Both of these incidents led to fierce backlash – online and in person – from colleagues, students and trans activists. A criminology talk she had been scheduled to give at Essex University in December 2019 was cancelled at the last minute, after protesters labelled her a transphobe and the university said it couldn’t guarantee her safety.

“I spent two years being silenced, ostracised and isolated,” she says. “Colleagues and trans activists were sending emails to my dean asking for me to be removed.”

All because she knows that men are not women.

I suppose that’s why the bullying is so off the charts. It’s because the thing the bullying is defending is so utterly stupid. The bullies compensate for the childish belief system by pouring on the venom and acid.

Prof Phoenix was particularly hurt when 368 of her OU colleagues signed an open letter against her, accusing the network – and by association, her – of being transphobic. One colleague likened her to a “racist uncle”, another compared to a holocaust denier.

Pointedly, she tells me that the university never protected her, not once putting out a statement to clarify her work was valid research. “I always wanted to work for OU. They were set up to break down barriers, and with women in mind. I took a huge pay cut to move there. I have been heartbroken that it came to this.”
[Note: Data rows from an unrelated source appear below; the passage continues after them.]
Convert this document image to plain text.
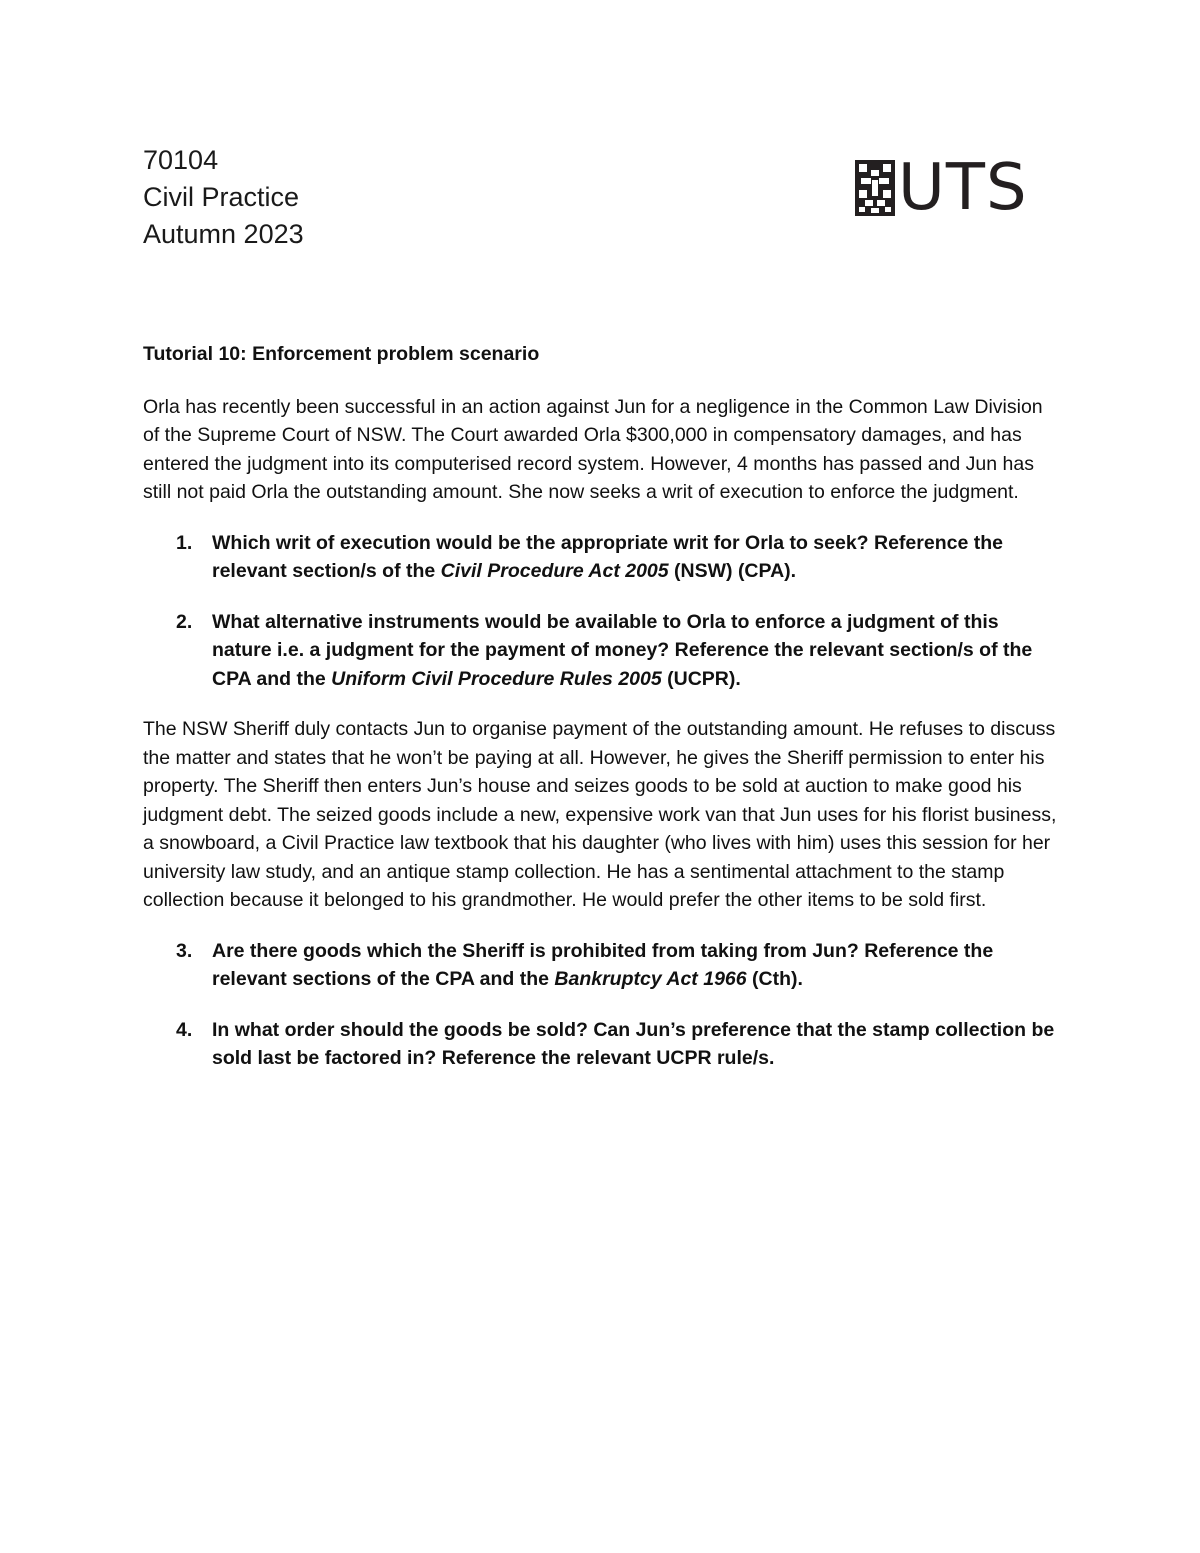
70104
Civil Practice
Autumn 2023
UTS

Tutorial 10: Enforcement problem scenario

Orla has recently been successful in an action against Jun for a negligence in the Common Law Division of the Supreme Court of NSW. The Court awarded Orla $300,000 in compensatory damages, and has entered the judgment into its computerised record system. However, 4 months has passed and Jun has still not paid Orla the outstanding amount. She now seeks a writ of execution to enforce the judgment.

1.	Which writ of execution would be the appropriate writ for Orla to seek? Reference the relevant section/s of the Civil Procedure Act 2005 (NSW) (CPA).
2.	What alternative instruments would be available to Orla to enforce a judgment of this nature i.e. a judgment for the payment of money? Reference the relevant section/s of the CPA and the Uniform Civil Procedure Rules 2005 (UCPR).

The NSW Sheriff duly contacts Jun to organise payment of the outstanding amount. He refuses to discuss the matter and states that he won’t be paying at all. However, he gives the Sheriff permission to enter his property. The Sheriff then enters Jun’s house and seizes goods to be sold at auction to make good his judgment debt. The seized goods include a new, expensive work van that Jun uses for his florist business, a snowboard, a Civil Practice law textbook that his daughter (who lives with him) uses this session for her university law study, and an antique stamp collection. He has a sentimental attachment to the stamp collection because it belonged to his grandmother. He would prefer the other items to be sold first.

3.	Are there goods which the Sheriff is prohibited from taking from Jun? Reference the relevant sections of the CPA and the Bankruptcy Act 1966 (Cth).
4.	In what order should the goods be sold? Can Jun’s preference that the stamp collection be sold last be factored in? Reference the relevant UCPR rule/s.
The Open University stopped being Open.

Fast forward to today, and she has been almost totally vindicated. This week, the tribunal judgment upheld 20 out of 22 claims against the university. It also made it clear that their discrimination against Prof Phoenix was motivated by a “fear of the pro-gender-identity section” of the university.

So not belief in the ideology, but fear of the ideologues. What an excellent situation for a university to be in.

She feels the attacks on her and other academics are nothing other than “good old-fashioned sexism” – a “burn the witch” ideology against women speaking up for female rights.

That’s exactly what it is, and it’s women carrying some of the torches. “Burn her, not me.”

Her life has, thankfully, moved on. She is now deputy head of the school of law at Reading University, which she credits for being her “safe harbour”.

As for the network, “It’s limping on,” she says, adding: “There is a chance I will set up a new gender critical research network… so watch this space.

“But that’s what this ruling does – allows researchers to know they can go about their work freely, and if they are attacked or harassed, the universities have to protect them or face the consequences.